Quick, what’s better than bacon? If you shouted “NOTHING!” Give yourself a high five, and read on. If you said something dumb like “Disneyland!” or “Chocolate Sauce!” do not commence high-fiving… But continue to read.
This morning I woke up and realized that I had forgot about the swiss chard in my fridge that came in last week’s CSA box. This being a relatively hearty green it was still in good shape so I whipped it up for breakfast. This recipe would make a great lunch or dinner too. Along with that, if you simply won’t have the time in the morning to do the whole thing (it took me 15 minutes), prep the veg and chicken the night before. This recipe scales up and down, so I’ll put in the amount I used in parenthesis. Ok, here goes:
Prep – in professional cooking, “mise en place” means quite literally “everything in place” so get your stuff together before you even start the burner. Ok?
1. Wash the chard, then with a pairing knife slice the leafs off the celery-like stalk. Next cut up the stalk into small chunks ab out the size of a chicklet, or tic tac, or whatever candie you can call up from your childhood memory that’s small. Then, roll the leaves up into a cigar-like bundle and cut that into chunks as well. Set aside. (I used 5 pieces of chard)
2. Cut the bacon into lardons. If you have strip bacon, turn them perpendicular to you and slice ’em up like a football field. I like mine to be about as wide as my pinkie finger. Set aside. (I used 2 pieces of bacon).
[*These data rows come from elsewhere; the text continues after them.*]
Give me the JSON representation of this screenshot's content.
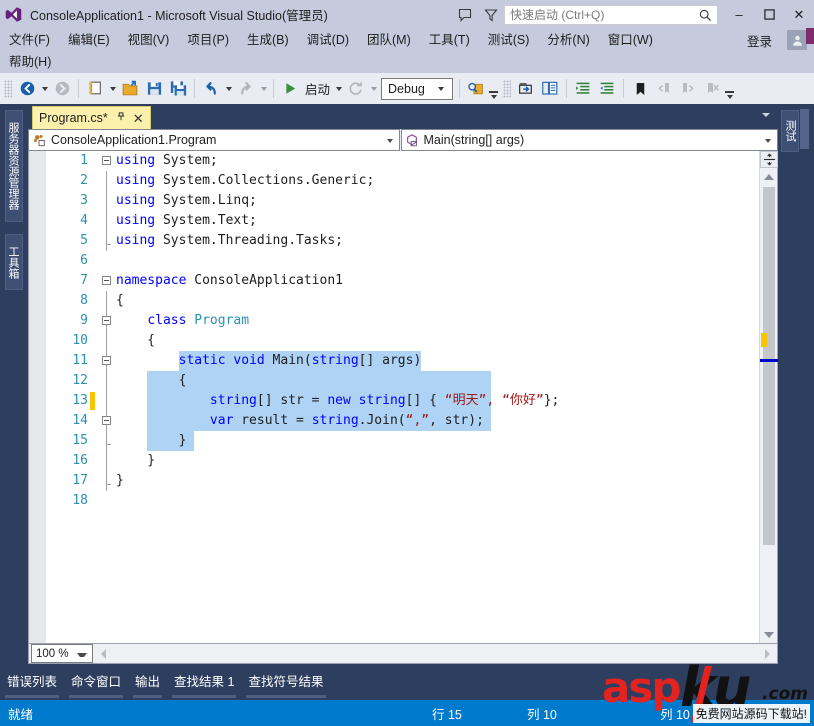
{
  "titlebar": {
    "app_title": "ConsoleApplication1 - Microsoft Visual Studio(管理员)",
    "logo_name": "visual-studio-logo",
    "feedback_icon": "feedback-bubble-icon",
    "filter_icon": "funnel-filter-icon",
    "quick_launch_placeholder": "快速启动 (Ctrl+Q)",
    "quick_launch_value": "",
    "minimize_label": "–",
    "maximize_label": "❐",
    "close_label": "✕"
  },
  "menubar": {
    "items": [
      {
        "text": "文件(F)",
        "mnemonic": "F"
      },
      {
        "text": "编辑(E)",
        "mnemonic": "E"
      },
      {
        "text": "视图(V)",
        "mnemonic": "V"
      },
      {
        "text": "项目(P)",
        "mnemonic": "P"
      },
      {
        "text": "生成(B)",
        "mnemonic": "B"
      },
      {
        "text": "调试(D)",
        "mnemonic": "D"
      },
      {
        "text": "团队(M)",
        "mnemonic": "M"
      },
      {
        "text": "工具(T)",
        "mnemonic": "T"
      },
      {
        "text": "测试(S)",
        "mnemonic": "S"
      },
      {
        "text": "分析(N)",
        "mnemonic": "N"
      },
      {
        "text": "窗口(W)",
        "mnemonic": "W"
      }
    ],
    "second_row": [
      {
        "text": "帮助(H)",
        "mnemonic": "H"
      }
    ],
    "signin_label": "登录",
    "account_icon": "account-person-icon"
  },
  "toolbar": {
    "back_icon": "navigate-back-icon",
    "forward_icon": "navigate-forward-icon",
    "new_project_icon": "new-project-icon",
    "open_file_icon": "open-file-folder-icon",
    "save_icon": "save-icon",
    "save_all_icon": "save-all-icon",
    "undo_icon": "undo-arrow-icon",
    "redo_icon": "redo-arrow-icon",
    "start_icon": "start-debug-play-icon",
    "start_label": "启动",
    "restart_icon": "restart-circle-icon",
    "config_value": "Debug",
    "find_icon": "find-in-files-icon",
    "step_icon": "step-into-icon",
    "compare_icon": "compare-files-icon",
    "indent_icon": "increase-indent-icon",
    "outdent_icon": "decrease-indent-icon",
    "bookmark_icon": "bookmark-icon",
    "prev_bookmark_icon": "previous-bookmark-icon",
    "next_bookmark_icon": "next-bookmark-icon",
    "clear_bookmark_icon": "clear-bookmarks-icon",
    "overflow_icon": "toolbar-overflow-icon"
  },
  "left_rail": {
    "items": [
      {
        "label": "服务器资源管理器",
        "name": "sidebar-item-server-explorer"
      },
      {
        "label": "工具箱",
        "name": "sidebar-item-toolbox"
      }
    ]
  },
  "right_rail": {
    "items": [
      {
        "label": "测试",
        "name": "sidebar-item-test-explorer"
      }
    ]
  },
  "document": {
    "tab_label": "Program.cs*",
    "pin_icon": "pin-icon",
    "close_icon": "close-tab-icon",
    "tabstrip_menu_icon": "tab-list-chevron-icon",
    "nav_class_icon": "class-member-icon",
    "nav_class_value": "ConsoleApplication1.Program",
    "nav_member_icon": "method-member-icon",
    "nav_member_value": "Main(string[] args)"
  },
  "editor": {
    "zoom_value": "100 %",
    "split_icon": "split-view-icon",
    "scroll_up_icon": "scroll-up-arrow-icon",
    "scroll_down_icon": "scroll-down-arrow-icon",
    "hscroll_left_icon": "scroll-left-arrow-icon",
    "hscroll_right_icon": "scroll-right-arrow-icon",
    "lines": [
      {
        "n": "1",
        "fold": "start",
        "guide": false,
        "text": "using System;",
        "tokens": [
          {
            "t": "using ",
            "c": "kw"
          },
          {
            "t": "System;",
            "c": ""
          }
        ]
      },
      {
        "n": "2",
        "fold": "none",
        "guide": true,
        "text": "using System.Collections.Generic;",
        "tokens": [
          {
            "t": "using ",
            "c": "kw"
          },
          {
            "t": "System.Collections.Generic;",
            "c": ""
          }
        ]
      },
      {
        "n": "3",
        "fold": "none",
        "guide": true,
        "text": "using System.Linq;",
        "tokens": [
          {
            "t": "using ",
            "c": "kw"
          },
          {
            "t": "System.Linq;",
            "c": ""
          }
        ]
      },
      {
        "n": "4",
        "fold": "none",
        "guide": true,
        "text": "using System.Text;",
        "tokens": [
          {
            "t": "using ",
            "c": "kw"
          },
          {
            "t": "System.Text;",
            "c": ""
          }
        ]
      },
      {
        "n": "5",
        "fold": "end",
        "guide": true,
        "text": "using System.Threading.Tasks;",
        "tokens": [
          {
            "t": "using ",
            "c": "kw"
          },
          {
            "t": "System.Threading.Tasks;",
            "c": ""
          }
        ]
      },
      {
        "n": "6",
        "fold": "none",
        "guide": false,
        "text": "",
        "tokens": []
      },
      {
        "n": "7",
        "fold": "start",
        "guide": false,
        "text": "namespace ConsoleApplication1",
        "tokens": [
          {
            "t": "namespace ",
            "c": "kw"
          },
          {
            "t": "ConsoleApplication1",
            "c": ""
          }
        ]
      },
      {
        "n": "8",
        "fold": "none",
        "guide": true,
        "text": "{",
        "tokens": [
          {
            "t": "{",
            "c": ""
          }
        ]
      },
      {
        "n": "9",
        "fold": "start",
        "guide": true,
        "text": "    class Program",
        "tokens": [
          {
            "t": "    ",
            "c": ""
          },
          {
            "t": "class ",
            "c": "kw"
          },
          {
            "t": "Program",
            "c": "typ"
          }
        ]
      },
      {
        "n": "10",
        "fold": "none",
        "guide": true,
        "text": "    {",
        "tokens": [
          {
            "t": "    {",
            "c": ""
          }
        ]
      },
      {
        "n": "11",
        "fold": "start",
        "guide": true,
        "text": "        static void Main(string[] args)",
        "tokens": [
          {
            "t": "        ",
            "c": ""
          },
          {
            "t": "static void ",
            "c": "kw"
          },
          {
            "t": "Main(",
            "c": ""
          },
          {
            "t": "string",
            "c": "kw"
          },
          {
            "t": "[] args)",
            "c": ""
          }
        ]
      },
      {
        "n": "12",
        "fold": "none",
        "guide": true,
        "text": "        {",
        "tokens": [
          {
            "t": "        {",
            "c": ""
          }
        ]
      },
      {
        "n": "13",
        "fold": "none",
        "guide": true,
        "text": "            string[] str = new string[] { “明天”, “你好”};",
        "tokens": [
          {
            "t": "            ",
            "c": ""
          },
          {
            "t": "string",
            "c": "kw"
          },
          {
            "t": "[] str = ",
            "c": ""
          },
          {
            "t": "new string",
            "c": "kw"
          },
          {
            "t": "[] { ",
            "c": ""
          },
          {
            "t": "“明天”, “你好”",
            "c": "str"
          },
          {
            "t": "};",
            "c": ""
          }
        ]
      },
      {
        "n": "14",
        "fold": "start",
        "guide": true,
        "text": "            var result = string.Join(“,”, str);",
        "tokens": [
          {
            "t": "            ",
            "c": ""
          },
          {
            "t": "var",
            "c": "kw"
          },
          {
            "t": " result = ",
            "c": ""
          },
          {
            "t": "string",
            "c": "kw"
          },
          {
            "t": ".Join(",
            "c": ""
          },
          {
            "t": "“,”",
            "c": "str"
          },
          {
            "t": ", str);",
            "c": ""
          }
        ]
      },
      {
        "n": "15",
        "fold": "end",
        "guide": true,
        "text": "        }",
        "tokens": [
          {
            "t": "        }",
            "c": ""
          }
        ]
      },
      {
        "n": "16",
        "fold": "none",
        "guide": true,
        "text": "    }",
        "tokens": [
          {
            "t": "    }",
            "c": ""
          }
        ]
      },
      {
        "n": "17",
        "fold": "end",
        "guide": true,
        "text": "}",
        "tokens": [
          {
            "t": "}",
            "c": ""
          }
        ]
      },
      {
        "n": "18",
        "fold": "none",
        "guide": false,
        "text": "",
        "tokens": []
      }
    ],
    "caret_line": "13",
    "selection_lines": [
      "11",
      "12",
      "13",
      "14",
      "15"
    ]
  },
  "panel_tabs": {
    "items": [
      {
        "label": "错误列表",
        "name": "panel-tab-error-list"
      },
      {
        "label": "命令窗口",
        "name": "panel-tab-command-window"
      },
      {
        "label": "输出",
        "name": "panel-tab-output"
      },
      {
        "label": "查找结果 1",
        "name": "panel-tab-find-results-1"
      },
      {
        "label": "查找符号结果",
        "name": "panel-tab-find-symbol-results"
      }
    ]
  },
  "statusbar": {
    "status": "就绪",
    "line_label": "行 15",
    "col_label": "列 10",
    "col_label_2": "列 10"
  },
  "watermark": {
    "asp": "asp",
    "ku": "ku",
    "com": ".com",
    "sub": "免费网站源码下载站!"
  },
  "colors": {
    "accent_blue": "#007acc",
    "chrome_dark": "#2d3e5f",
    "titlebar": "#c5cbdd",
    "toolbar": "#e9ecf3",
    "tab_active": "#fcf0ad",
    "selection": "#aed3f5",
    "keyword": "#0000ff",
    "type": "#2b91af",
    "string": "#a31515",
    "linenumber": "#2b91af",
    "caret_marker": "#f7c400",
    "watermark_red": "#e3231f"
  }
}
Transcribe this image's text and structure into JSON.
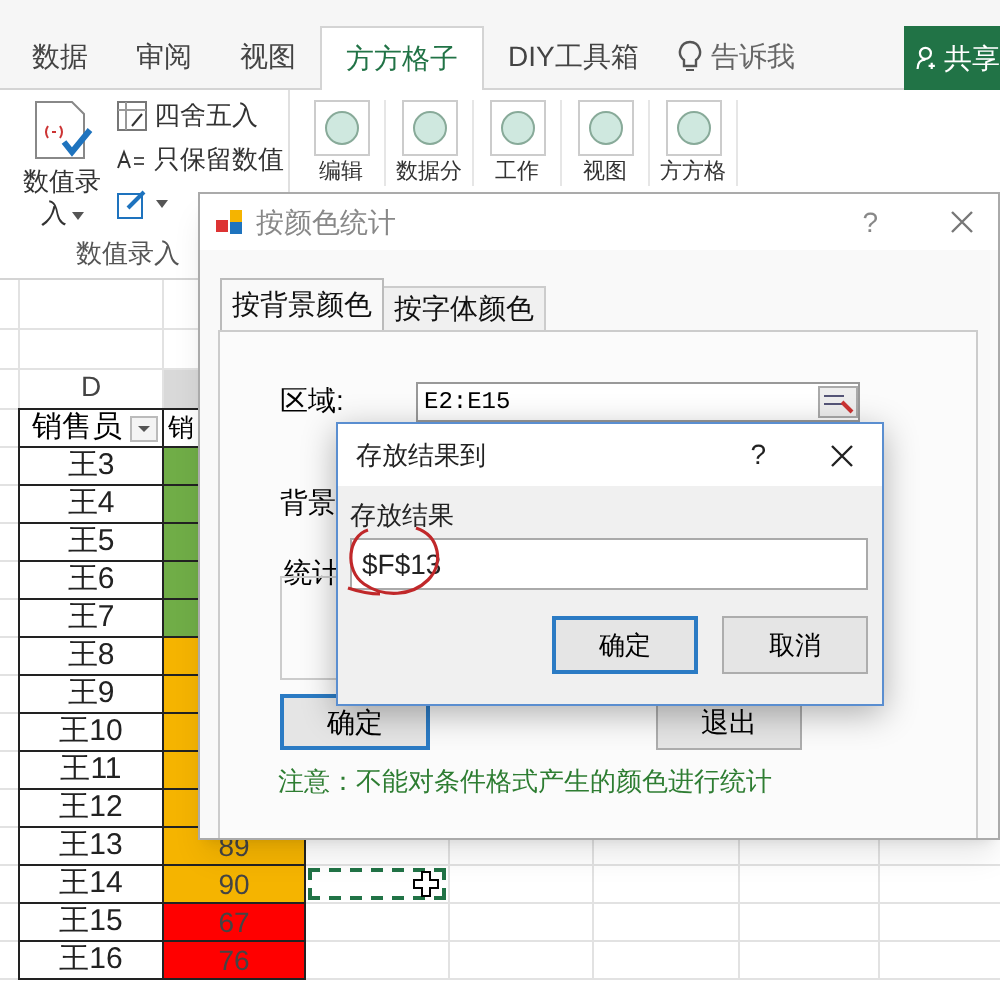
{
  "ribbon_tabs": [
    {
      "label": "数据",
      "selected": false
    },
    {
      "label": "审阅",
      "selected": false
    },
    {
      "label": "视图",
      "selected": false
    },
    {
      "label": "方方格子",
      "selected": true
    },
    {
      "label": "DIY工具箱",
      "selected": false
    }
  ],
  "tell_me": "告诉我",
  "share_button": "共享",
  "ribbon": {
    "large_button": "数值录入",
    "small_buttons": [
      "四舍五入",
      "只保留数值"
    ],
    "group_label": "数值录入",
    "tool_buttons": [
      "编辑",
      "数据分",
      "工作",
      "视图",
      "方方格"
    ]
  },
  "sheet": {
    "column_header": "D",
    "header_cells": [
      "销售员",
      "销"
    ],
    "rows": [
      {
        "name": "王3",
        "color": "#70ad47"
      },
      {
        "name": "王4",
        "color": "#70ad47"
      },
      {
        "name": "王5",
        "color": "#70ad47"
      },
      {
        "name": "王6",
        "color": "#70ad47"
      },
      {
        "name": "王7",
        "color": "#70ad47"
      },
      {
        "name": "王8",
        "color": "#f5b400"
      },
      {
        "name": "王9",
        "color": "#f5b400"
      },
      {
        "name": "王10",
        "color": "#f5b400"
      },
      {
        "name": "王11",
        "color": "#f5b400"
      },
      {
        "name": "王12",
        "color": "#f5b400"
      },
      {
        "name": "王13",
        "color": "#f5b400",
        "value": "89"
      },
      {
        "name": "王14",
        "color": "#f5b400",
        "value": "90"
      },
      {
        "name": "王15",
        "color": "#ff0000",
        "value": "67"
      },
      {
        "name": "王16",
        "color": "#ff0000",
        "value": "76"
      }
    ]
  },
  "dialog": {
    "title": "按颜色统计",
    "help": "?",
    "tabs": [
      {
        "label": "按背景颜色",
        "selected": true
      },
      {
        "label": "按字体颜色",
        "selected": false
      }
    ],
    "range_label": "区域:",
    "range_value": "E2:E15",
    "background_label": "背景",
    "stats_label": "统计",
    "ok_button": "确定",
    "exit_button": "退出",
    "note": "注意：不能对条件格式产生的颜色进行统计"
  },
  "sub_dialog": {
    "title": "存放结果到",
    "help": "?",
    "field_label": "存放结果",
    "field_value": "$F$13",
    "ok_button": "确定",
    "cancel_button": "取消"
  }
}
3. Cut up some chicken. The smaller the piece the quicker it will cook. I like to make mine into chunks the size of a thumb. Set aside. (I used 4 ounces of chicken)
Cook – Your mise is in place right? You’re not going to be cutting chard while frying bacon, right? Ok, here we go!
4. In a non-stick skillet (or cast iron) throw the bacon in the pan and start to brown it on medium-low. As it’s nearing completion throw in the stalk from the chard and cook that for a few minutes, maybe 3-4 (sorry, I don’t use a timer when I cook). Then at the very end of the bacon cooking cycle, throw in the chard and wilt it for about a minute. Once that whole mess is done, pull it out and set it aside, leaving the remaining bacon fat in the pan.
5. Throw the chicken bits with some salt and pepper, cook them until they are ready. Cook time will depend on size, but mine took about 6 minutes. Once complete, drain off the fat, add the chard/bacon back in and warm it all up together and boom, there’s breakfast… Or lunch, or dinner.